Eventually, and believe me I've never been so pleased to see the end of a book, I made it through and I still don’t get it. I loved the first two instalments in the Millennium series by the late Stieg Larsson both of which kept me reading far too late into the night - I'm currently reading the third and am finding it hard to put down. I understand why people love the Harry Potter books and I kind of understand why the Twilight series is so popular. But this reads like the bad third instalment in the National Treasure series of films - you know the one that should never be made but everyone is cashing in while they can - don't take this as a criticism of the films I loved them.

5 comments:

belle said...

Oh I am soooo with you on The Lost Symbol ... tedious, poorly edited and irritating in the extreme. Now, tell me about your MA?

Unknown said...

Yes, do tell about the MA..!?! I admire you perservering with the book. If I don't like a book in the first chapter it gets thrown over.

riverwillow said...

Belle - so glad I wasn't alone as I keep seeing these reviews which say its 'a page turner' - have just finished 'The Girl Who Kicked The Hornets Nest' which is really a page turner and I've had to restrain myself from reading it into the night!

Barbara - Once I start to read a book I have to finish it - even if it kills me, which a couple of books have come close to doing.

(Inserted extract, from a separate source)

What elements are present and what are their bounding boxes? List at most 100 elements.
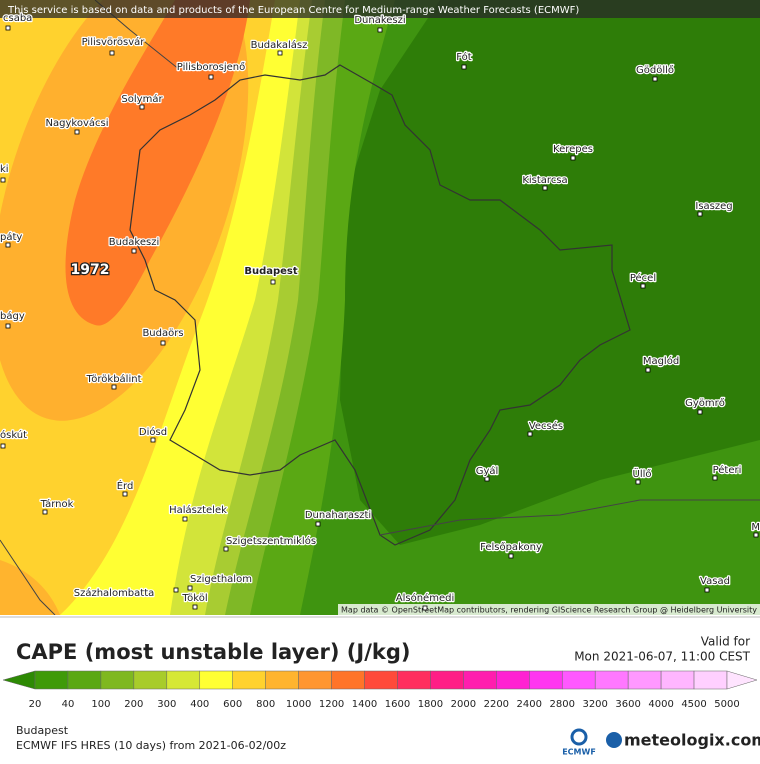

MA - as you know I've returned to our alma mater for their English MA - went off the idea of creative writing as an MA and would rather struggle alone - and as I never quite know where I might be on any day, committing to weekly tutorials is hard. And of course, I can never keep to a timetable as I am supposed to have started on Saturday but work has been mind bogglingly challenging over the last week or so, leaving me with the feel that my head my explode - and the book of literary theory I'm supposed to be reading will finish the job off.

Belle - how goes yours?

Messalina said...

Hey RW,

Glad to see that someone else has a gaps in their writing - I reckon my latest has been bigger than yours though! ;o)

I've just read your posts back to 2006 when I dropped out of the OU world so I could catch up with what you've been up to and, trust me, your reading is out of control Mrs...

Great to see you've been writing - I think that the secret is, if you feel like writing, write - don't question as you write, just blurt it out, edit it later. If you write for hours and only one sentence comes up to the standard you want when you read it back, that's a win! Equally, when you don't feel like writing - don't, and don't sweat it - you'll write when you're ready (if my 3 year writing gap is anything to go by...).

riverwillow said...

Messalina so sorry for the delay in publishing your comment - carnage in my inbox (and my mind)and the really important emails keep getting buried!